We know no-one wants to think about what happens to your pension when you die. But it is important. You might even be surprised at the peace of mind you can get from doing something about it.
Did you know you can usually pass your pension savings on to family members or friends? We say ‘usually’ because some pensions have rules that say who the money goes to. So you need to understand what kind of pensions you’ve got.
But if you simply want to know how passing on your pension works in our Scheme, go straight to Who decides where the money goes in NOW: Pensions?
Understanding different kinds of pension
If you’ve got a defined contribution (DC) pension, you build up pension savings you can use for income when you retire. Your pension savings build up based on:
- contributions from you (and your workplace, if it’s a workplace pension), and
- returns on your investments.
Our Scheme is a workplace DC pension.
With a DC pension, you can usually ask for your pension savings to go to particular people or organisations when you die.
If you’ve got a defined benefit (DB) pension, you build up an amount of pension each year based on:
- part of your salary, and
- the number of years you build up the pension.
DB pensions are rare nowadays. They’re usually older workplace schemes or public sector pensions.
Many DB pensions’ rules say what happens to the money when you die. It’s important to check with your DB pension provider. With some DB pensions, your husband, wife or partner automatically gets a pension, although this is usually less than your pension was. Not all DB pensions do this, so you’ll need to check your own pension scheme’s rules.
What about personal pensions?
Personal pensions are DC pensions. You’ll need to ask your pension provider how you name people to pass your pension on to – whether you have to fill in a form, or whether you can do it online.
Can I pass my pension on to a child?
Yes – you can name a child as the person you want to pass the pension on to. If you don’t want them to get at the money until they’re older, you can put it into a trust. This means you appoint people known as trustees to look after the money.
You’ll need to get expert help from a solicitor or financial adviser if you’re thinking of setting up a trust. They can be complicated, especially for tax. Check out the guide to trusts and taxes on the government website for more about this.
We can’t help you with this or set up a trust for you, but you can tell us who you want the money to go to.
What about State Pension when someone dies?
Usually your State Pension stops being paid when you die.

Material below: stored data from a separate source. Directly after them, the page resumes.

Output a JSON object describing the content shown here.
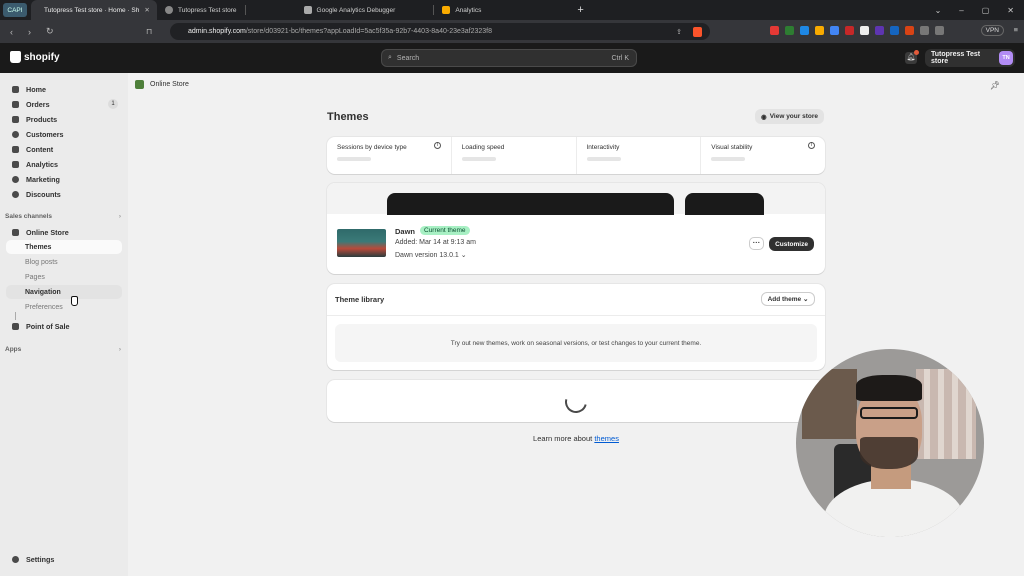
{
  "browser": {
    "tabs": [
      {
        "label": "CAPI"
      },
      {
        "label": "Tutopress Test store · Home · Sh"
      },
      {
        "label": "Tutopress Test store"
      },
      {
        "label": "Google Analytics Debugger"
      },
      {
        "label": "Analytics"
      }
    ],
    "url_host": "admin.shopify.com",
    "url_path": "/store/d03921-bc/themes?appLoadId=5ac5f35a-92b7-4403-8a40-23e3af2323f8",
    "vpn_label": "VPN"
  },
  "topbar": {
    "logo_text": "shopify",
    "search_placeholder": "Search",
    "search_shortcut": "Ctrl K",
    "store_name": "Tutopress Test store",
    "avatar_initials": "TN"
  },
  "sidebar": {
    "items": [
      {
        "label": "Home"
      },
      {
        "label": "Orders",
        "badge": "1"
      },
      {
        "label": "Products"
      },
      {
        "label": "Customers"
      },
      {
        "label": "Content"
      },
      {
        "label": "Analytics"
      },
      {
        "label": "Marketing"
      },
      {
        "label": "Discounts"
      }
    ],
    "sales_channels_label": "Sales channels",
    "online_store_label": "Online Store",
    "sub_items": [
      {
        "label": "Themes"
      },
      {
        "label": "Blog posts"
      },
      {
        "label": "Pages"
      },
      {
        "label": "Navigation"
      },
      {
        "label": "Preferences"
      }
    ],
    "point_of_sale_label": "Point of Sale",
    "apps_label": "Apps",
    "settings_label": "Settings"
  },
  "main": {
    "breadcrumb": "Online Store",
    "title": "Themes",
    "view_store_label": "View your store",
    "metrics": [
      {
        "label": "Sessions by device type"
      },
      {
        "label": "Loading speed"
      },
      {
        "label": "Interactivity"
      },
      {
        "label": "Visual stability"
      }
    ],
    "theme": {
      "name": "Dawn",
      "badge": "Current theme",
      "added": "Added: Mar 14 at 9:13 am",
      "version": "Dawn version 13.0.1",
      "customize_label": "Customize",
      "more_label": "···"
    },
    "library": {
      "title": "Theme library",
      "add_label": "Add theme",
      "empty_text": "Try out new themes, work on seasonal versions, or test changes to your current theme."
    },
    "learn_prefix": "Learn more about",
    "learn_link": "themes"
  },
  "colors": {
    "accent_link": "#005bd3",
    "badge_green": "#a8f0c4",
    "topbar_bg": "#1a1a1a"
  }
}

But if you leave a wife, husband or civil partner they may be able to get a pension based on your State Pension. You may have seen people online asking things like ‘how long is State Pension paid after death?’ or ‘are widows entitled to husband’s State Pension?’
The rules are complicated. It depends on how much National Insurance you and your partner had built up. The government website has a calculator you can use to check whether you can inherit any of your partner’s State Pension.
You can’t pass your State Pension on to your children.
Who decides where the money goes in NOW: Pensions?
The NOW: Pensions Scheme Trustee has the final say over where the money goes. It may seem odd that you don’t have the final say. But this means your pension savings can be paid without inheritance tax, as they aren’t part of your estate – the money and belongings you leave when you die.
If you’ve got other pensions, check who’s responsible for deciding where the money goes. It could be the trustees or administrators, depending on what kind of pension it is.
It’s really important to tell your pension trustees or administrators who you want the money to go to. If you don’t, they may need to ask the people you’ve left behind – which could be distressing. So it’s best to have clear, up-to-date instructions about where you want your pension savings to go. Your trustees or administrators don’t have to follow your instructions, but they usually do. If you leave a will, they’ll also take this into account.
Who can I pass my NOW: Pensions savings on to?
You can name anyone you want to pass your pension savings on to. This could be your husband, wife or partner, your children or other dependants.
But the people you name to get your pension don’t have to be related to you. For example, if you don’t have a partner or any dependants, you can pass your pension savings on to friends. It doesn’t even have to be a person. You can pass money on to charities and organisations. Or, you can name a mixture of people and organisations.
Remember, the NOW: Pensions Trustee has the final say over where the money goes. But the Trustee will take your wishes into account.
How to pass your NOW: Pensions savings on
If you’ve got pension savings in our Scheme you can download an expression of wish form from our website. Once you’ve filled in the form you can scan and email it to: firstname.lastname@example.org. Or, post it to NOW: Pensions, Post Handling Centre, Maclaren House, Talbot Road, Stretford, Manchester, M32 0FP.
If you can’t get on the website or don’t have access to a printer, call 0330 100 3334 (9am to 5pm, Monday to Friday) and ask for an expression of wish form.
If you’ve got other pensions, you’ll need to ask each pension provider for an expression of wish form (it may also be called a nomination form). Or, you might be able to do it online, depending on what your other providers offer.
It doesn’t matter whether you’re currently paying in to the pension or not. There’s still money to pass on.
Do it today
The best time to fill in an expression of wish form is today – even if you’ve filled one in before. It’s quick and easy. And you’ll have the peace of mind of knowing you’ve done something good for the people who matter to you.